The following is an article I wrote that will be published next week in my town’s newspaper!

It elicits groans. It incites fear and angst. It creates feelings of stress, anxiety, and pressure. And of course, it’s the SAT. The infamous standardized test is a necessary evil for high school students across the nation. But with patience, persistence, and practice, it can be outsmarted. It can certainly be aced.

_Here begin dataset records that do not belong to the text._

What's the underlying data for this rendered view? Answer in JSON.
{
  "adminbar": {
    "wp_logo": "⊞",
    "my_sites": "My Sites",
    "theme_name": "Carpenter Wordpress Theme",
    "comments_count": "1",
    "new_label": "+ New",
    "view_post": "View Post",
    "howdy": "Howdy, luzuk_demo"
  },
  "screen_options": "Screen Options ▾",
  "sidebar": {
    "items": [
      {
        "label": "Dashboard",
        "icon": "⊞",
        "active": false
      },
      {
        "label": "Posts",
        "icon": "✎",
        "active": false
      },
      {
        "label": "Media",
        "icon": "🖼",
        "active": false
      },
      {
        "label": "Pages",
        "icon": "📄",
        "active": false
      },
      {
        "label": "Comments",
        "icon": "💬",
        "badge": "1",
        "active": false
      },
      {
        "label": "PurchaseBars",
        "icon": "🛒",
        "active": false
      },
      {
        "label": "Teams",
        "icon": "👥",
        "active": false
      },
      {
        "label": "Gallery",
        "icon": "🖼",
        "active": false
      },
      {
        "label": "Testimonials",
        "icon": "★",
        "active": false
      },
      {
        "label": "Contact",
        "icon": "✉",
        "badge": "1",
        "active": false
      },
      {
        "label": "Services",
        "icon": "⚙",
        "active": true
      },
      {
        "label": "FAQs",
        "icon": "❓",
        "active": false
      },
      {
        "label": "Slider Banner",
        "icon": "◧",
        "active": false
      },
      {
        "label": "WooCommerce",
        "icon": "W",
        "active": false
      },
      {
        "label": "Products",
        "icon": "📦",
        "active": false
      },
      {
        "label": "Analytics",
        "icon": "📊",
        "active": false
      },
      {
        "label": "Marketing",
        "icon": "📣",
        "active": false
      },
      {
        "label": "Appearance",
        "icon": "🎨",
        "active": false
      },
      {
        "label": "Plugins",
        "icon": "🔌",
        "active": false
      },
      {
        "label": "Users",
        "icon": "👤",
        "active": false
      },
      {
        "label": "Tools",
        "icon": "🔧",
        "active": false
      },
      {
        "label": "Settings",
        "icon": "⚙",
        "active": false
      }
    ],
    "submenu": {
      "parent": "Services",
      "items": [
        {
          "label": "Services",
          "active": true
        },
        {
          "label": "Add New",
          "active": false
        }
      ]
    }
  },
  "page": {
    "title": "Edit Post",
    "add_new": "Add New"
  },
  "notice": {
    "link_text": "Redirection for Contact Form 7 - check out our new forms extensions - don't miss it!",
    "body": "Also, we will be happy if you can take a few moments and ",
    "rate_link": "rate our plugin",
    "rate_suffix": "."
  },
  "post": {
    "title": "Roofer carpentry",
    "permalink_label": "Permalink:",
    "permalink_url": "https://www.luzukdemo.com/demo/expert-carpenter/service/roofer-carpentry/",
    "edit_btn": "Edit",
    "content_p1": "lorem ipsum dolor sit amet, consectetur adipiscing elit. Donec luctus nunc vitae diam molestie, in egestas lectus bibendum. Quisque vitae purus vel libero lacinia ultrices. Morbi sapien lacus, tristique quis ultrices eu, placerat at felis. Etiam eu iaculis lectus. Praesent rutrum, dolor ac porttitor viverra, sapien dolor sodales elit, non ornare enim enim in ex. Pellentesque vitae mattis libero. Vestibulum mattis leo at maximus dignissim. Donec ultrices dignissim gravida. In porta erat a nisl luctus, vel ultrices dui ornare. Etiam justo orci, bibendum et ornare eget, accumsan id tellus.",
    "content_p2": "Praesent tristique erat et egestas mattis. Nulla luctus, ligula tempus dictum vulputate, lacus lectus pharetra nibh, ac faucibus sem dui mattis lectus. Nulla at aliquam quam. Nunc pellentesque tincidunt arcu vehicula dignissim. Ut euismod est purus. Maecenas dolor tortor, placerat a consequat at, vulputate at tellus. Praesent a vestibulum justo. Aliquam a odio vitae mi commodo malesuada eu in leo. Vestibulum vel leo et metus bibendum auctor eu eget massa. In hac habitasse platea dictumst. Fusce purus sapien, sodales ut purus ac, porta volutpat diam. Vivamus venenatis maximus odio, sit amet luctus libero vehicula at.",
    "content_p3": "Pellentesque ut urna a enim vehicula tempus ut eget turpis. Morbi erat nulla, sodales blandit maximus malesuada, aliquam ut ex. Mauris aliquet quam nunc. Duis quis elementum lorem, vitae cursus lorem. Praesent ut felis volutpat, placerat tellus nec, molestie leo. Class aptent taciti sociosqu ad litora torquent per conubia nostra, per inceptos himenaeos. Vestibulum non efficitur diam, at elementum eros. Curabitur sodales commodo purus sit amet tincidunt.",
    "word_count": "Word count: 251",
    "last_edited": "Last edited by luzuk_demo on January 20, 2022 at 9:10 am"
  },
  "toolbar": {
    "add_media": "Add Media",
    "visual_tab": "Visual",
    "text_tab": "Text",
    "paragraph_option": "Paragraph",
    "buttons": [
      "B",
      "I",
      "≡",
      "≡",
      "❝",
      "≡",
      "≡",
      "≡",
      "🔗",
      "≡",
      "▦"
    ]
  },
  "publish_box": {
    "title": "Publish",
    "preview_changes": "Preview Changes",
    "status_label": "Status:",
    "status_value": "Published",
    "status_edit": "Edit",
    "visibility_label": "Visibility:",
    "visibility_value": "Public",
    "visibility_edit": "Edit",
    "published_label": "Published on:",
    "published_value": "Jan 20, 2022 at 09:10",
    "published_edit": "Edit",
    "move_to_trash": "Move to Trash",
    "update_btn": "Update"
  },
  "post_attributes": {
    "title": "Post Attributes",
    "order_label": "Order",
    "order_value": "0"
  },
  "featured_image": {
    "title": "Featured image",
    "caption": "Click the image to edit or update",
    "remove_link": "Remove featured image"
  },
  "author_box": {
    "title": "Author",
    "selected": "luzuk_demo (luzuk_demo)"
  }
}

I first took the SAT examination in March 2014, just before the spring of my junior year. However, at the time, I was academically underprepared. The night before the exam, I bawled and bawled and bawled. I had yet to master time management and the other key test-taking techniques. And ultimately and unfortunately, my score was only half as high as I would have liked it to be. I was upset, and I knew I had to improve. The question was, “how?” With the help of an assortment of books from Amazon, Barnes & Noble, the local library, and my English teacher’s bookshelf, I slowly began to boost my scores and enhance my test-taking skills. I became a Critical Reading, Math, and Writing wiz. And it was all thanks to intense daily periods of “lucubration,” as one would say on the SAT. Practice makes perfect, and the following resources and tips are sure to improve your standardized test-taking habits and slowly inch you closer to that coveted 2400 score.

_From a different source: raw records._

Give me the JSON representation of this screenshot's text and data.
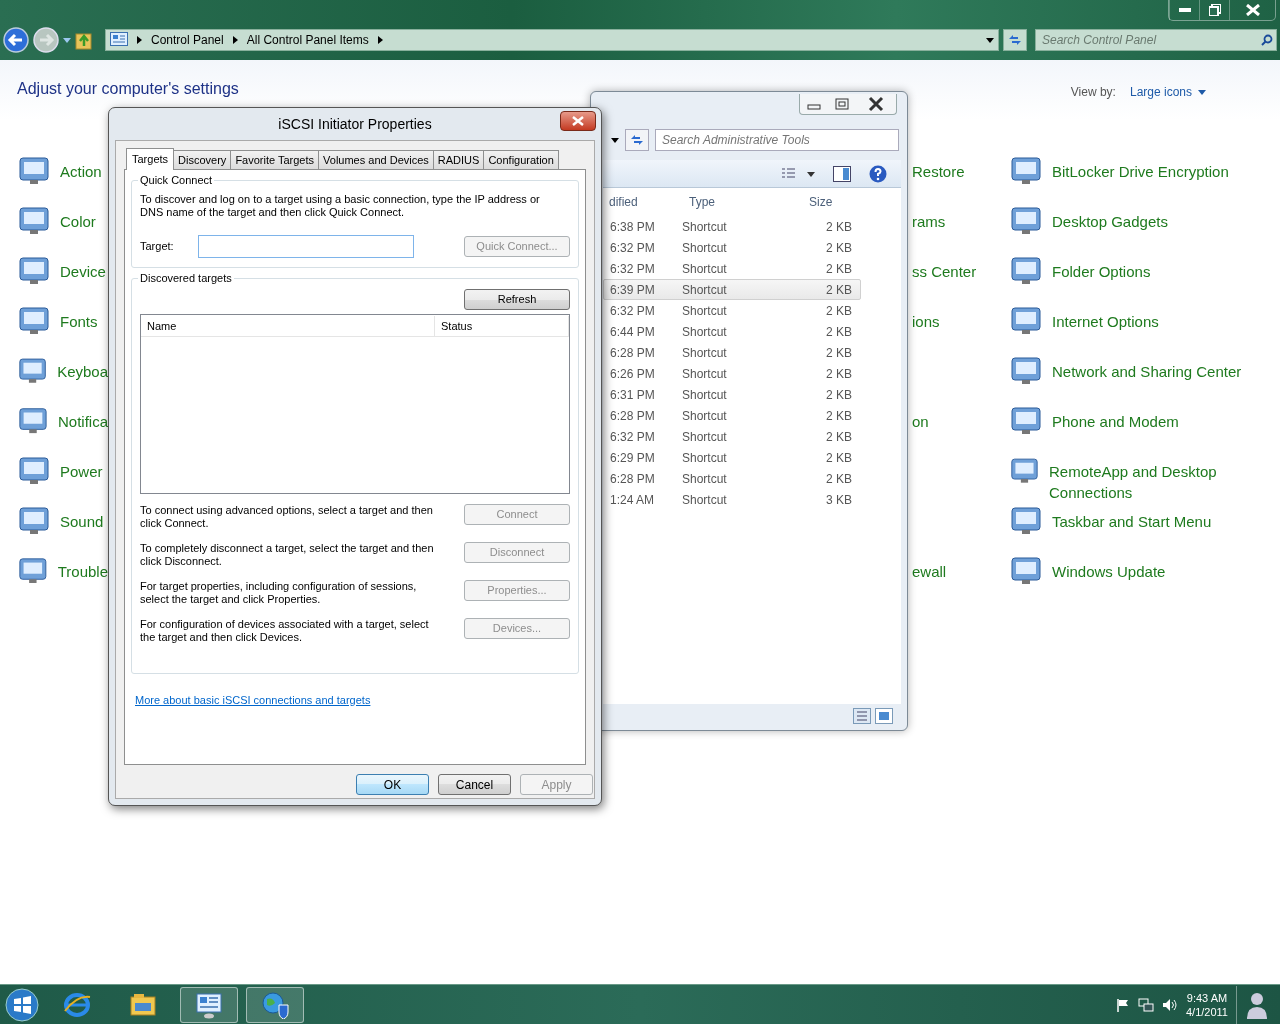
{
  "control_panel": {
    "breadcrumb": [
      "Control Panel",
      "All Control Panel Items"
    ],
    "search": {
      "placeholder": "Search Control Panel"
    },
    "heading": "Adjust your computer's settings",
    "view_by": {
      "label": "View by:",
      "value": "Large icons"
    },
    "items": [
      {
        "left": "Action",
        "middle": "Restore",
        "right": "BitLocker Drive Encryption"
      },
      {
        "left": "Color",
        "middle": "rams",
        "right": "Desktop Gadgets"
      },
      {
        "left": "Device",
        "middle": "ss Center",
        "right": "Folder Options"
      },
      {
        "left": "Fonts",
        "middle": "ions",
        "right": "Internet Options"
      },
      {
        "left": "Keyboa",
        "right": "Network and Sharing Center"
      },
      {
        "left": "Notifica",
        "middle": "on",
        "right": "Phone and Modem"
      },
      {
        "left": "Power",
        "right": "RemoteApp and Desktop Connections"
      },
      {
        "left": "Sound",
        "right": "Taskbar and Start Menu"
      },
      {
        "left": "Trouble",
        "middle": "ewall",
        "right": "Windows Update"
      }
    ]
  },
  "admin_window": {
    "search": {
      "placeholder": "Search Administrative Tools"
    },
    "columns": [
      "dified",
      "Type",
      "Size"
    ],
    "rows": [
      {
        "modified": "6:38 PM",
        "type": "Shortcut",
        "size": "2 KB",
        "selected": false
      },
      {
        "modified": "6:32 PM",
        "type": "Shortcut",
        "size": "2 KB",
        "selected": false
      },
      {
        "modified": "6:32 PM",
        "type": "Shortcut",
        "size": "2 KB",
        "selected": false
      },
      {
        "modified": "6:39 PM",
        "type": "Shortcut",
        "size": "2 KB",
        "selected": true
      },
      {
        "modified": "6:32 PM",
        "type": "Shortcut",
        "size": "2 KB",
        "selected": false
      },
      {
        "modified": "6:44 PM",
        "type": "Shortcut",
        "size": "2 KB",
        "selected": false
      },
      {
        "modified": "6:28 PM",
        "type": "Shortcut",
        "size": "2 KB",
        "selected": false
      },
      {
        "modified": "6:26 PM",
        "type": "Shortcut",
        "size": "2 KB",
        "selected": false
      },
      {
        "modified": "6:31 PM",
        "type": "Shortcut",
        "size": "2 KB",
        "selected": false
      },
      {
        "modified": "6:28 PM",
        "type": "Shortcut",
        "size": "2 KB",
        "selected": false
      },
      {
        "modified": "6:32 PM",
        "type": "Shortcut",
        "size": "2 KB",
        "selected": false
      },
      {
        "modified": "6:29 PM",
        "type": "Shortcut",
        "size": "2 KB",
        "selected": false
      },
      {
        "modified": "6:28 PM",
        "type": "Shortcut",
        "size": "2 KB",
        "selected": false
      },
      {
        "modified": "1:24 AM",
        "type": "Shortcut",
        "size": "3 KB",
        "selected": false
      }
    ]
  },
  "dialog": {
    "title": "iSCSI Initiator Properties",
    "tabs": [
      {
        "label": "Targets",
        "selected": true
      },
      {
        "label": "Discovery",
        "selected": false
      },
      {
        "label": "Favorite Targets",
        "selected": false
      },
      {
        "label": "Volumes and Devices",
        "selected": false
      },
      {
        "label": "RADIUS",
        "selected": false
      },
      {
        "label": "Configuration",
        "selected": false
      }
    ],
    "quick_connect": {
      "legend": "Quick Connect",
      "description": "To discover and log on to a target using a basic connection, type the IP address or DNS name of the target and then click Quick Connect.",
      "target_label": "Target:",
      "button": {
        "label": "Quick Connect...",
        "disabled": true
      }
    },
    "discovered": {
      "legend": "Discovered targets",
      "refresh": {
        "label": "Refresh",
        "disabled": false
      },
      "columns": [
        "Name",
        "Status"
      ],
      "actions": [
        {
          "text": "To connect using advanced options, select a target and then click Connect.",
          "button": {
            "label": "Connect",
            "disabled": true
          }
        },
        {
          "text": "To completely disconnect a target, select the target and then click Disconnect.",
          "button": {
            "label": "Disconnect",
            "disabled": true
          }
        },
        {
          "text": "For target properties, including configuration of sessions, select the target and click Properties.",
          "button": {
            "label": "Properties...",
            "disabled": true
          }
        },
        {
          "text": "For configuration of devices associated with a target, select the target and then click Devices.",
          "button": {
            "label": "Devices...",
            "disabled": true
          }
        }
      ]
    },
    "link": "More about basic iSCSI connections and targets",
    "buttons": [
      {
        "label": "OK",
        "disabled": false,
        "default": true
      },
      {
        "label": "Cancel",
        "disabled": false,
        "default": false
      },
      {
        "label": "Apply",
        "disabled": true,
        "default": false
      }
    ]
  },
  "taskbar": {
    "apps": [
      {
        "kind": "browser",
        "open": false
      },
      {
        "kind": "folder",
        "open": false
      },
      {
        "kind": "control-panel",
        "open": true
      },
      {
        "kind": "network",
        "open": true
      }
    ],
    "time": "9:43 AM",
    "date": "4/1/2011"
  }
}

1) Obtain a copy of “The Blue Book.”

The “Blue Book” is student jargon for The Official SAT Study Guide. It’s an incredibly useful resource, as it features 10 actual SAT tests that have been released by the College Board, the company behind the SAT, SAT Subject Tests, and AP examinations. In terms of learning the format of the real SAT, this is the best book in town. As they are formerly administered examinations, the questions and level of difficulty are akin to what students will see on the actual SAT. “The Blue Book” is the way to go if you need to practice the exam itself.

2) Purchase a review book from a reputable company.

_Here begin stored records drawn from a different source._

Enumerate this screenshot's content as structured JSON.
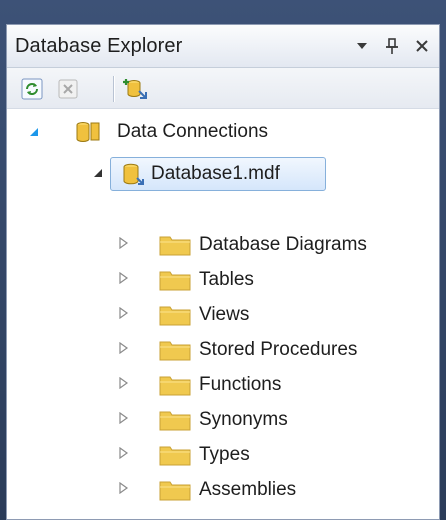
{
  "window": {
    "title": "Database Explorer"
  },
  "toolbar": {
    "refresh_icon": "refresh-icon",
    "stop_icon": "stop-icon",
    "connect_icon": "connect-to-database-icon"
  },
  "tree": {
    "root": {
      "label": "Data Connections",
      "icon": "data-connections-icon",
      "expanded": true
    },
    "database": {
      "label": "Database1.mdf",
      "icon": "database-icon",
      "expanded": true,
      "selected": true
    },
    "folders": [
      {
        "label": "Database Diagrams"
      },
      {
        "label": "Tables"
      },
      {
        "label": "Views"
      },
      {
        "label": "Stored Procedures"
      },
      {
        "label": "Functions"
      },
      {
        "label": "Synonyms"
      },
      {
        "label": "Types"
      },
      {
        "label": "Assemblies"
      }
    ]
  },
  "colors": {
    "folder": "#f0c94f",
    "selection_border": "#86b0db",
    "panel_border": "#8e9bb3"
  }
}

Besides taking actual SAT tests, it is important for students to learn the ins and outs of the exam. They need to know how to strategize, how to manage their precious time wisely, and how to solve those tricky level 5 geometry problems. For me, The Princeton Review offered the most concise yet comprehensive review of the SAT. It presents information in a friendly, easy-to-understand tone. And even better, it’s test questions are highly similar to those students will see on the actual SAT. Another review guide I highly recommend is Grammar Smart, which covers the proper usage of the English language in general, not just on the SAT. This proved of great help on the SAT Writing section, and explains grammatical subjects like parallelism, idioms, mood, and verb tense.

3) Get Flash Cards!

Thanks to Amazon.com and my English teacher’s bookself, I was able to go through two boxes of essential SAT vocabulary words. I quite liked Barron’s SAT Vocabulary Flashcards as well as The Princeton Review’s Essential SAT Vocabulary, which contain over 500 cards each. I learned strange words like “prosaic,” “quiescence,” and “picayune.” Flash cards are a fresh, innovative, and fun way to develop your vocabulary, as you can use them to quiz and play games with your friends. They’re small enough to be carried in your backpack and are a great, compact way for students to study for the SAT on the go.

4) Read books for fun.

Between my last SAT examination and now, I have read maybe 10,000 pages worth of literature. Over the summer vacation, my AP English teacher assigned advanced works like Anna Karenina, Gulliver’s Travels, and Oedipus Rex. She also made us read magazines like The New Yorker, Harper’s, and The Atlantic in our spare time, and compose journal entries on each of the articles we had read. At the time, it was a nuisance for me and my peers. However, in the end, the innumerable assignments proved useful, because reading improves your vocabulary immensely and also introduces you to different writing styles, genres, and literary time periods. Reading for pleasure can really be helpful to students taking the SAT, as an array of writing passages are to be expected. Reading has infinite benefits — and those benefits will go far beyond the SAT.

5) Surf the Net

The internet is an infinite resource full of tips, tricks, and other information to help students ace the SAT. SparkNotes.com is a wonderful resource, providing examples and critiques of great SAT essays especially. YouTube has also proved to be helpful with its innumerable SAT advice videos and tutorials. There are also free SAT questions and tests on CollegeBoard.org.

In my opinion, students do not need pricey tutors to succeed on the SAT. As shown above, there are a plethora of resources to prepare for the exam. The SAT Math section does not extend beyond geometry; all the student really needs is a brushing up on skills and the memory. Additionally, I believe that good verbal and analytical skills come with reading more advanced literature, essay writing in the classroom, and of course, intense studying. It is entirely possible to obtain a high score on the SAT, but students just have to look for the resources and devote their time to exam preparation. I feel confident that by following this advice, candidates will be lead towards that coveted 2400. You are now ready to take the SAT.